戸塚章介(元東京都労働委員会労働者委員)

爆風(43) 18/01/31

明日へのうたより転載

 松風寮の加々路仁は、8.25のような混乱が生じるのは部隊に情報が少なく周囲から孤立しているせいだと思った。関東軍火工廠は満州918部隊に属し、部隊司令部は文官屯にある。そこへ行けば情報が得られるに違いない。早速林光道部隊長の許可を得て、トラックでまず遼陽へ行き列車で奉天へ向かった。同行のK青年と2人、満人服を着て三角の編み笠を被る。どこから見ても満人と区別がつかない。

 遼陽から奉天へ、客車に乗れた。周りは満人だけ。ソ連兵が見回りにきた。満人に密告されるかと怖れたがそんなこともなく奉天についた。ここから文官屯までは歩かなければならない。2人だと目立つので文官屯で落ち合うことにして別行動をとる。文官屯は奉天の郊外で屯(村)というより賑やかな町だ。

 裏通りでソ連兵と満人が何やら取引しているのを目にした。構わず歩いているといきなり突き飛ばされて足で蹴られた。加々路は逃げるにしかずと駆けだしたが追いかけてはこなかった。途中八路軍の検問に引っかかったが何も持っていないので無事通過。まだ日の高いうちに文官屯官舎に着いた。

 将校寮に直行すると同期の菅根大尉や山田中尉がいて歓迎された。火工廠の8.25の玉砕騒ぎがこちらにも伝わっているらしく「大変でしたね」と労われた。奉天市内の状況は思った以上に過酷で、毎日死人が出ているそうだ。新京の様子はここでも掴めていない。連絡が取れないという。

 加々路は情報収集にはどうしても新京へ行かなければならないと決断した。ちょうどそこへ大連から松本百公が帰ってきた。松本はロシア語、中国語が堪能である。加々路が新京への動向を頼んだところ快く承知してくれた。10月初め、ソ連の軍用列車を乗り継いで2日がかりで新京に着いた、

 新京には田島さんという竹村正大尉の奥さんの実家がある。訪問するとわざわざ遼陽から来てくれたと大歓迎された。竹村大尉の無事を伝え、関東軍司令部や居留民会へ行って話を聞きたいと述べた。民会については丁寧な現況説明があったが、司令部の動向は分からないという。主力は朝鮮国境の通化へ行ったようだが、残った軍人はソ連の捕虜収容所に入れられている。連絡の仕様がない。

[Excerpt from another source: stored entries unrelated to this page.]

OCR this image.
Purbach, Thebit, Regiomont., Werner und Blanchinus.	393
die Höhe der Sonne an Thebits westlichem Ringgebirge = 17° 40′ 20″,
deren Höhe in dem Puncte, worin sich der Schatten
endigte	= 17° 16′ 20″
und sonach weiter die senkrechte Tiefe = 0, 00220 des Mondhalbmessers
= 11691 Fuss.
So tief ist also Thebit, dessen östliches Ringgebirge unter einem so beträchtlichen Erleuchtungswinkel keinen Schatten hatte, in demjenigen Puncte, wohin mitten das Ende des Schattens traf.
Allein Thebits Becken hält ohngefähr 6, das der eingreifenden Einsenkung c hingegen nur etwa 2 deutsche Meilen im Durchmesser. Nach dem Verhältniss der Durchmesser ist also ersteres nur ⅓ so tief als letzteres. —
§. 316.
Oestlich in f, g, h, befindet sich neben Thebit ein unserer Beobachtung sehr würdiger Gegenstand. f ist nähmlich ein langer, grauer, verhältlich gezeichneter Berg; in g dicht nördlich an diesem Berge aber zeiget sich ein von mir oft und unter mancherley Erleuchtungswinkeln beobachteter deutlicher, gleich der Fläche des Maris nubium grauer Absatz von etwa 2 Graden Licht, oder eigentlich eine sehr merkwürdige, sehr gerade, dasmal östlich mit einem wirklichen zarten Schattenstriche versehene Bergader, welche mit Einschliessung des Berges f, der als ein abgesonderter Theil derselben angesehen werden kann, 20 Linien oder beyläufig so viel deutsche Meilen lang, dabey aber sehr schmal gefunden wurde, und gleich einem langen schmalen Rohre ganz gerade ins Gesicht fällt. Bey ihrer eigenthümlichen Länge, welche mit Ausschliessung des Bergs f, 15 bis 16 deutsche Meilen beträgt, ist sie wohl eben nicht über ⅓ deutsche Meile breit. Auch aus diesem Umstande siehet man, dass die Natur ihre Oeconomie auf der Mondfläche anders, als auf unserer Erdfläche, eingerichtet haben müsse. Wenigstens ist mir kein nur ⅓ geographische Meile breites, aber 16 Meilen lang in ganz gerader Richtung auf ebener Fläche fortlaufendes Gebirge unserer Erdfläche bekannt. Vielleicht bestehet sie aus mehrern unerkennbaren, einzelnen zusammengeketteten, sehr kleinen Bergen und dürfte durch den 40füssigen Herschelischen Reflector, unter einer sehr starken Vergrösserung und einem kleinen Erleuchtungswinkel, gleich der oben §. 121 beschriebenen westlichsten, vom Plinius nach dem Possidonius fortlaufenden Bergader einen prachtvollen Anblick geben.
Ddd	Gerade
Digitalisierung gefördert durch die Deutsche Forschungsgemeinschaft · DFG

 加々路は何とかして捕虜収容所に潜りこむ方法はないかと考えた。ソ連軍が満鉄社員に優しいというので満鉄の制服を借りた。その上で兄が収容されているので野菜と肉を差し入れるということにする。失敗してももともと、当たって砕けろ、だ。空は青く晴れ渡っている。田島さんの激励を背に2人は出発した。